When using iteration $x_{k+1}=g(x_k),\displaystyle{g(x)=px+\frac{qa}{x^2}+\frac{ra^2}{x^5}}$ in order to find the value of $a^\frac{1}{3}$
What is value of $p,q,r$ that make the sequence converge with highest order as possible?
When using iteration $x_{k+1}=g(x_k),\displaystyle{g(x)=px+\frac{qa}{x^2}+\frac{ra^2}{x^5}}$ in order to find the value of $a^\frac{1}{3}$
What is value of $p,q,r$ that make the sequence converge with highest order as possible?
Assume $a\neq 0$ because otherwise $g(x)=px$ which we cannot tweak much.
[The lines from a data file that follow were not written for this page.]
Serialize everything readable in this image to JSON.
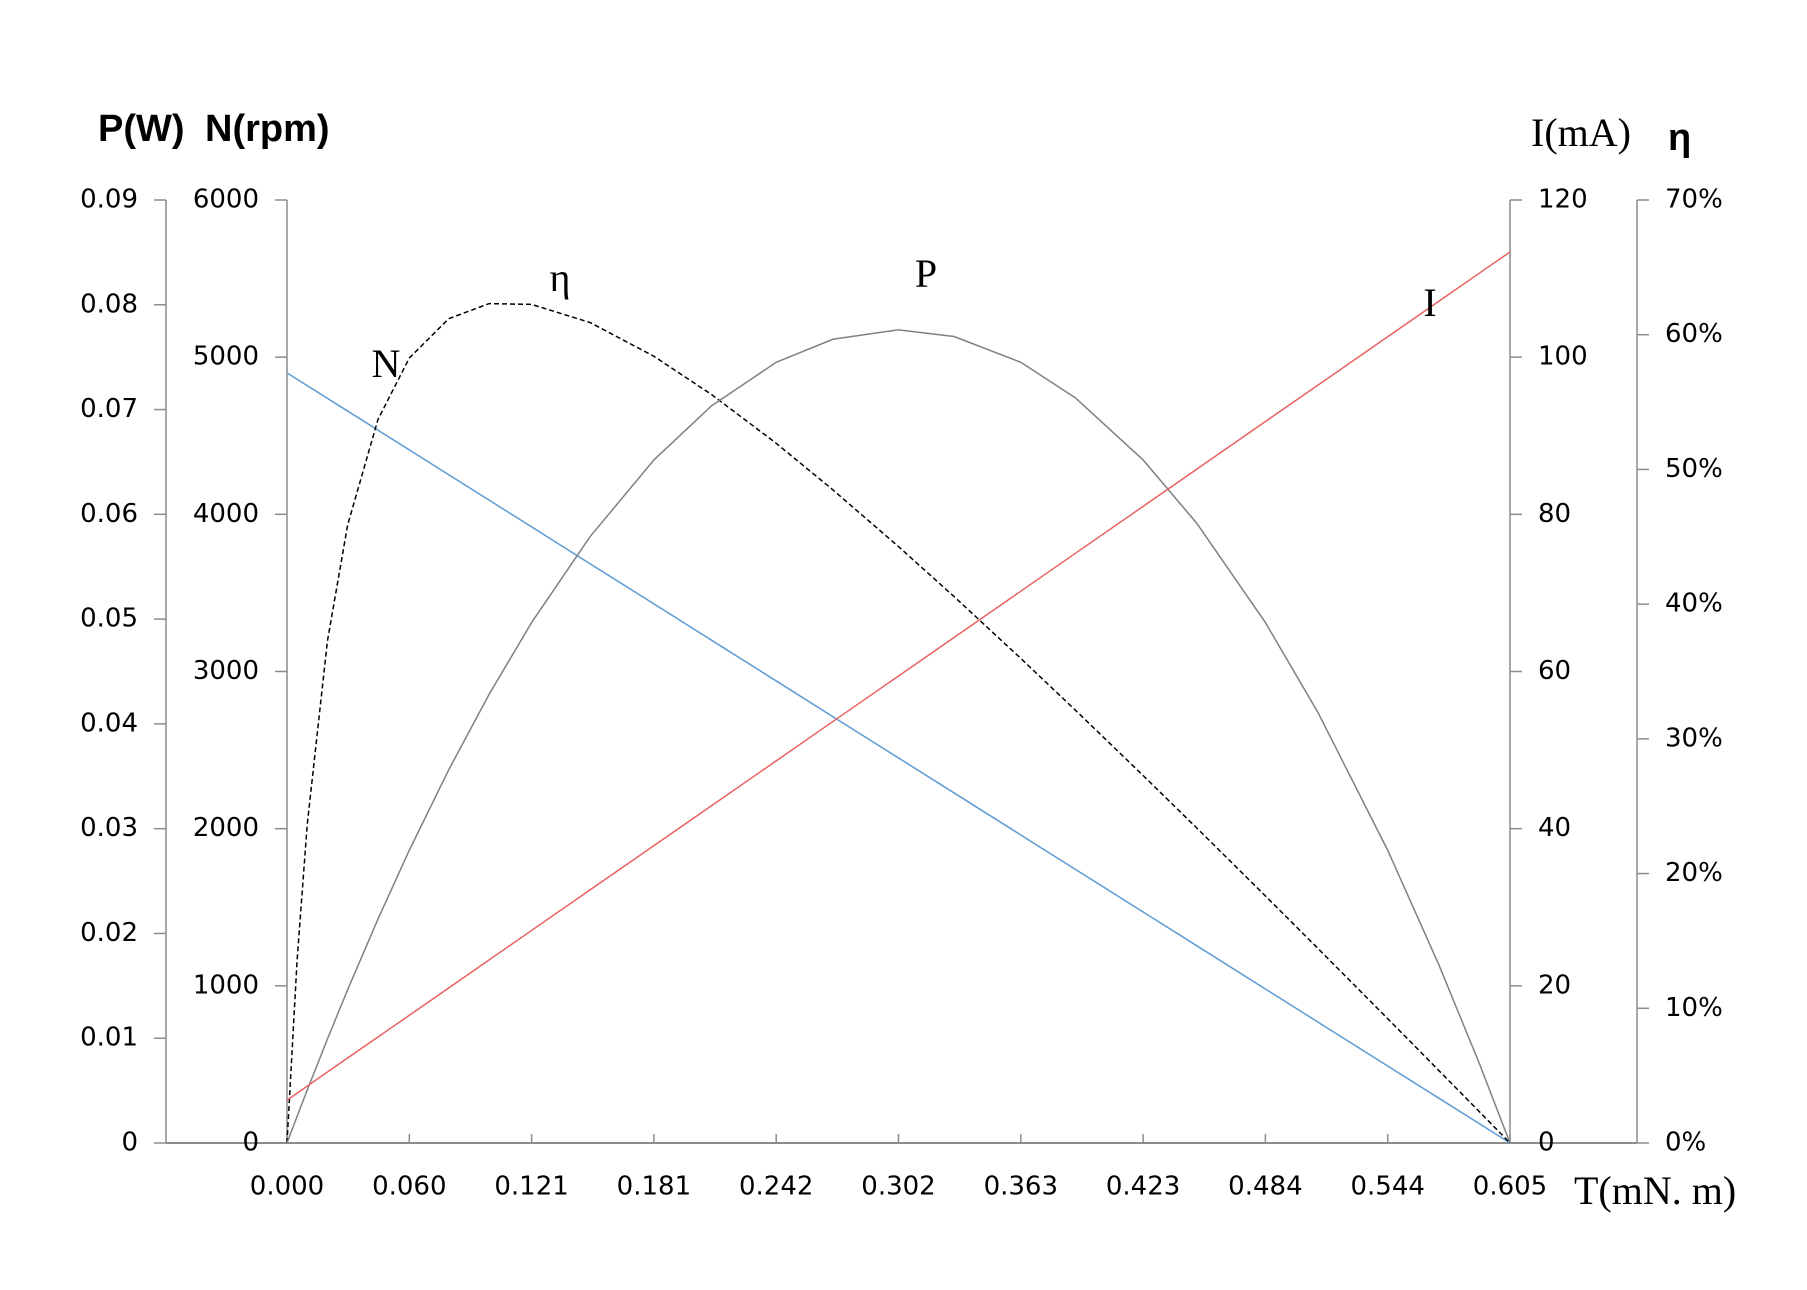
{
  "chart_data": {
    "type": "line",
    "xlabel": "T(mN. m)",
    "ylabel": "N(rpm)",
    "y2label": "I(mA)",
    "y3label": "P(W)",
    "y4label": "η",
    "xlim": [
      0,
      0.605
    ],
    "xticks": [
      {
        "value": 0,
        "label": "0.000"
      },
      {
        "value": 0.0605,
        "label": "0.060"
      },
      {
        "value": 0.121,
        "label": "0.121"
      },
      {
        "value": 0.1815,
        "label": "0.181"
      },
      {
        "value": 0.242,
        "label": "0.242"
      },
      {
        "value": 0.3025,
        "label": "0.302"
      },
      {
        "value": 0.363,
        "label": "0.363"
      },
      {
        "value": 0.4235,
        "label": "0.423"
      },
      {
        "value": 0.484,
        "label": "0.484"
      },
      {
        "value": 0.5445,
        "label": "0.544"
      },
      {
        "value": 0.605,
        "label": "0.605"
      }
    ],
    "ylim": [
      0,
      6000
    ],
    "yticks": [
      0,
      1000,
      2000,
      3000,
      4000,
      5000,
      6000
    ],
    "y2lim": [
      0,
      120
    ],
    "y2ticks": [
      0,
      20,
      40,
      60,
      80,
      100,
      120
    ],
    "y3lim": [
      0,
      0.09
    ],
    "y3ticks": [
      0,
      0.01,
      0.02,
      0.03,
      0.04,
      0.05,
      0.06,
      0.07,
      0.08,
      0.09
    ],
    "y4lim": [
      0,
      70
    ],
    "y4ticks": [
      {
        "value": 0,
        "label": "0%"
      },
      {
        "value": 10,
        "label": "10%"
      },
      {
        "value": 20,
        "label": "20%"
      },
      {
        "value": 30,
        "label": "30%"
      },
      {
        "value": 40,
        "label": "40%"
      },
      {
        "value": 50,
        "label": "50%"
      },
      {
        "value": 60,
        "label": "60%"
      },
      {
        "value": 70,
        "label": "70%"
      }
    ],
    "x": [
      0,
      0.005,
      0.01,
      0.02,
      0.03,
      0.045,
      0.0605,
      0.08,
      0.1,
      0.121,
      0.15,
      0.1815,
      0.21,
      0.242,
      0.27,
      0.3025,
      0.33,
      0.363,
      0.39,
      0.4235,
      0.45,
      0.484,
      0.51,
      0.5445,
      0.57,
      0.59,
      0.605
    ],
    "series": [
      {
        "name": "N",
        "color": "#5b9bd5",
        "axis": "y",
        "dash": false,
        "values": [
          4900,
          4859.5,
          4819,
          4738,
          4657,
          4535.5,
          4410,
          4252.1,
          4090.1,
          3920,
          3685.1,
          3430,
          3199.2,
          2940,
          2713.2,
          2450,
          2227.3,
          1960,
          1741.3,
          1470,
          1255.4,
          980,
          769.4,
          490,
          283.5,
          121.5,
          0
        ]
      },
      {
        "name": "η",
        "color": "#000000",
        "axis": "y4",
        "dash": true,
        "values": [
          0,
          13.58,
          23.62,
          37.26,
          45.87,
          53.71,
          58.27,
          61.19,
          62.31,
          62.25,
          60.9,
          58.4,
          55.56,
          51.94,
          48.49,
          44.27,
          40.56,
          35.97,
          32.13,
          27.28,
          23.39,
          18.34,
          14.44,
          9.23,
          5.35,
          2.3,
          0
        ]
      },
      {
        "name": "P",
        "color": "#808080",
        "axis": "y3",
        "dash": false,
        "values": [
          0,
          0.002544,
          0.005047,
          0.009923,
          0.01463,
          0.02137,
          0.02794,
          0.03562,
          0.04283,
          0.04967,
          0.05789,
          0.06519,
          0.07035,
          0.07451,
          0.07671,
          0.07761,
          0.07697,
          0.07451,
          0.07112,
          0.06519,
          0.05916,
          0.04967,
          0.04109,
          0.02794,
          0.01692,
          0.007507,
          0
        ]
      },
      {
        "name": "I",
        "color": "#e8625f",
        "axis": "y2",
        "dash": false,
        "values": [
          5.46,
          6.35,
          7.24,
          9.03,
          10.81,
          13.49,
          16.25,
          19.73,
          23.3,
          27.05,
          32.22,
          37.84,
          42.92,
          48.63,
          53.63,
          59.43,
          64.33,
          70.22,
          75.04,
          81.01,
          85.74,
          91.81,
          96.44,
          102.6,
          107.15,
          110.72,
          113.39
        ]
      }
    ]
  }
}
Let $x_\infty$ be the desired limit, so $x_\infty^3=a$. The goal is to maximize the order $m$ in $$\frac{1}{x_\infty}\,g\left(x_\infty (1+\varepsilon)\right) = 1 + \mathrm{O}(\varepsilon^m)$$
Substituting the given Ansatz for $g$ und expanding into power series of $\varepsilon$, we get $$\begin{aligned} \frac{1}{x_\infty}\,g\left(x_\infty (1+\varepsilon)\right) &= p\,(1+\varepsilon) + q\,(1+\varepsilon)^{-2} + r\,(1+\varepsilon)^{-5} \\ &= p\,(1+\varepsilon) + \\ &\quad q \left(1 - 2\varepsilon + 3\varepsilon^2 -4\varepsilon^3 + \mathrm{O}(\varepsilon^4)\right) + \\ &\quad r \left(1 - 5\varepsilon + 15\varepsilon^2 -35\varepsilon^3 + \mathrm{O}(\varepsilon^4)\right) \\ &= \underbrace{(p+q+r)}_1 + \underbrace{(p-2q-5r)}_0\,\varepsilon + \underbrace{(3q+15r)}_0\,\varepsilon^2 + (-4q-35r)\,\varepsilon^3 + \mathrm{O}(\varepsilon^4) \end{aligned}$$ The values under the horizontal braces indicate what we are trying to achieve: We have three parameters $p,q,r$ available for tweaking, therefore we try to set the first three coefficients of the above series to the desired values $1,0,0$. This results in a system of three linear equations in $p,q,r$ which turns out to have the unique solution $$p=q=\frac{5}{9};\quad r=-\frac{1}{9}$$ (If more than one solution had been possible, we would have tried to zero more coefficients.)
With those parameters our relative error estimate becomes $$\frac{1}{x_\infty}\,g\left(x_\infty (1+\varepsilon)\right) = (-4q-35r)\,\varepsilon^3 + \mathrm{O}(\varepsilon^4) = \frac{5}{3}\varepsilon^3 + \mathrm{O}(\varepsilon^4)$$ As demonstrated, any other setting for $p,q,r$ would decrease the order of convergence.
Edit: Typesetting and minor wording corrections.